Orientation et activité de la première décennie
du VVIème siècle


La Crucifixion de Göttingen

C'est en fait dans le sillage de ces réflexions que Lorenzo compose la Crucifixion de Göttingen, cependant cette oeuvre picturale est à considérer plutôt comme une oeuvre graphique. Il s'agit probablement en fait d'une ébauche mais malgré les dimensions réduites, ou plutôt considérant les aptitudes de Credi, ce tableau représente le terme idéal de l'activité de l'artiste dans lequel se rejoignent les réalisations les plus pointues du professionnel.
La disposition traditionnelle des trois croix souligne la coupe rectangulaire du tableau en se servant de la réduction de l'élément horizontal dans les deux croix latérales. En revanche l'extension de ce même élément sur la croix centrale, insiste avec l'axe transversal sur la composition en la fermant nettement.
Le Christ est l'élément de fermeture et en même temps de raccord avec les autres personnages, c'est pourquoi il est disposé frontalement selon la tradition iconographique, le voleur à droite est peint d'une façon dure et âpre par Lorenzo par rapport au Christ: l'écartement des cuisses et des pieds du voleur crucifié, le tiraillement de ses épaules et de ses bras, la torsion douloureuse de son corps et pour finir un visage exprimant un pathos déjà connu chez certains peintres.
L'étude du nu identifié au Louvre par Degenhart appartient certainement à ce domaine des réflexions complexes, où dans les muscles contractés de l'abdomen et des courbes tendues des flancs, transparaît l'effort douloureux, forcé aussi par la position des bras ouverts et idéalement retenus. Avec le voleur crucifié de la peinture de Göttingen, cette image se pose comme un point de conclusion et de récapitulation de cette brève "galerie" des nus dans laquelle l'artiste engage chaque partie du corps dessiné comme s'il voulait le figer dans une sorte d'attente languissante et tourmentée.

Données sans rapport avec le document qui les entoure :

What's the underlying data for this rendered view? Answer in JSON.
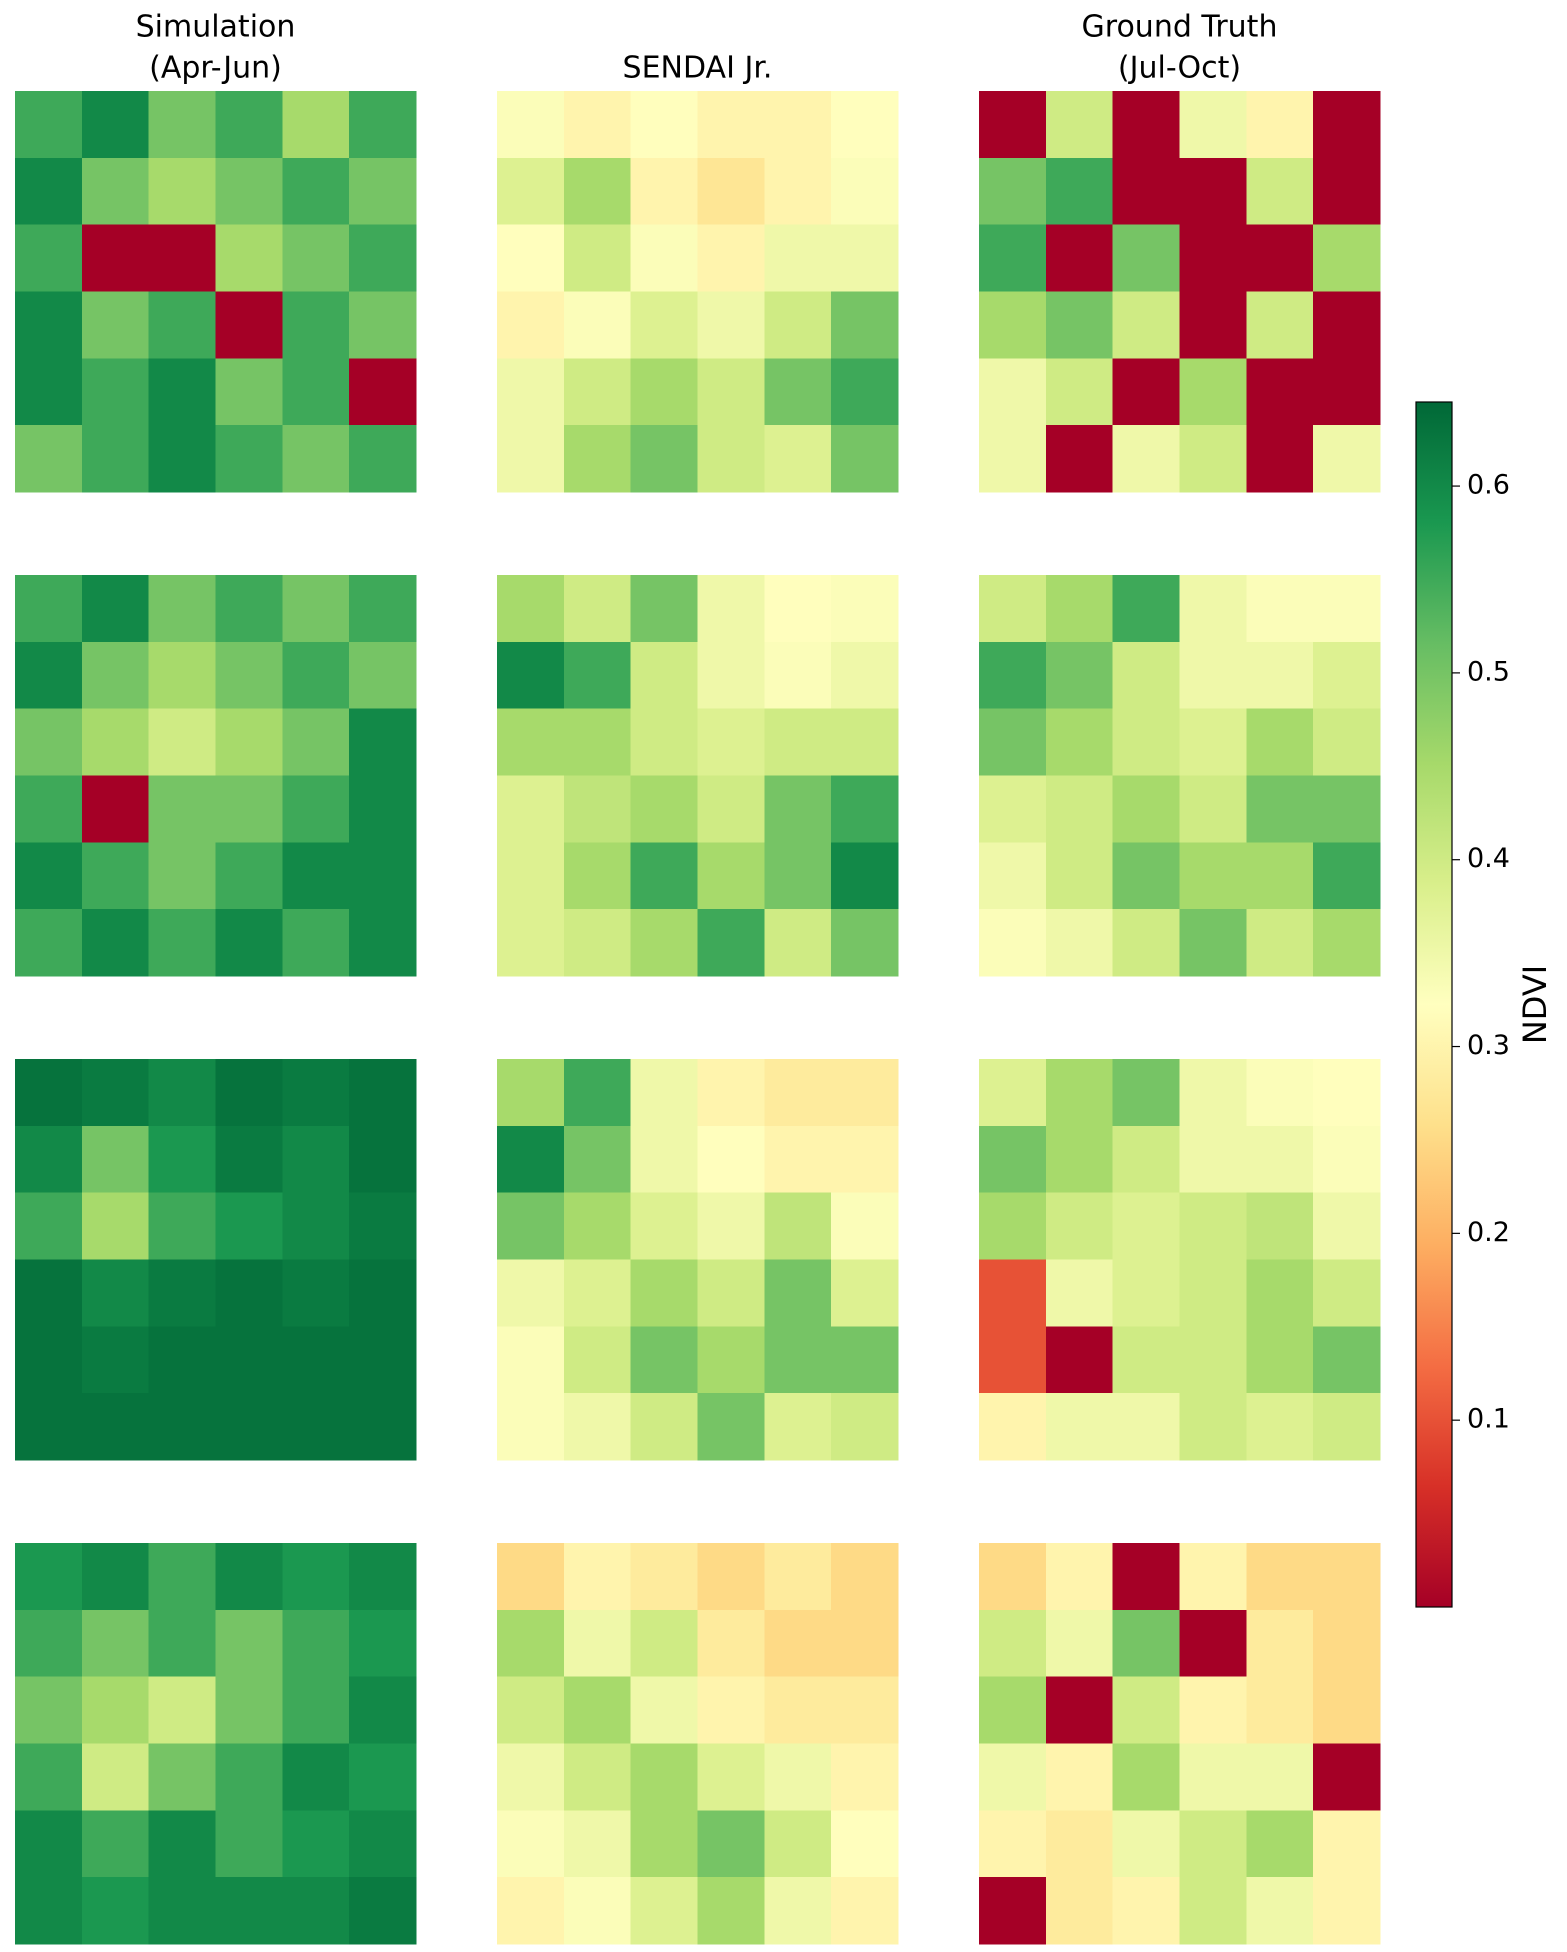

Revenons à la lecture de la peinture de Göttingen, notre regard descend par le tronc lisse des croix, suivant l'indication évidente des pieds pour arriver au groupe des femmes qui gémissent: certains personnages trahissent des souvenirs de la Déposition de Verrocchio de Berlin, et plus encore la connaissance de la production tardive de Botticelli, de la Calunnia aux Histoires de Lucrezia à la Pietà Poldi Pezzoli, mais ni le tableau de Verrocchio ne peut se comparer aux drapés soufflés,au jeu complexe que Lorenzo réalise dans ce groupe, ni l'impétueux mouvement qui bouleverse les personnages de Sandro, Lorenzo, lui, donne quelque chose de plus qu'une impulsion en liant avec une cohésion et une interdépendance rigoureuse les cinq femmes de la Crucifixion de Göttingen.
On peut continuer la lecture par la femme à l'extrême droite toute ramassée dans le gonflement de son manteau, noué sur sa poitrine où elle croise étroitement ses mains, l'observateur lui, se dirige par l'intermédiaire du pied pointu de ce personnage vers la Madeleine agenouillée, il parcourt les mèches jusqu'aux longs doigts qui se rattachent au bras abandonné de la Vierge: personnage fait de vêtements délicats, celui-ci s'étend dans les spirales gonflées dans lesquelles s'estompent la forme des jambes, dans le ventre rond, et va ensuite en se resserrant vers la poitrine, où la ceinture serre avec force le corps abandonné en le tirant vers la gauche; et se termine avec la longue ligne ininterrompue des bras et des épaules dans lesquels la tête inclinée n'arrive pas à émerger.
La poussée qui vient de la tête et du coude tendu de la Vierge fixe à la quatrième femme un mouvement sinueux qui se prolonge jusqu'à la tête inclinée d'un côté, et le parcours de la composition, ultérieurement ralenti, après avoir tourné autour du cou et des épaules de Marie debout entre les croix, suivant les tours de la légère écharpe claire, s'achève dans le large mouvement des bras de celle-ci et dans ses mains grandes ouvertes comme des ailes.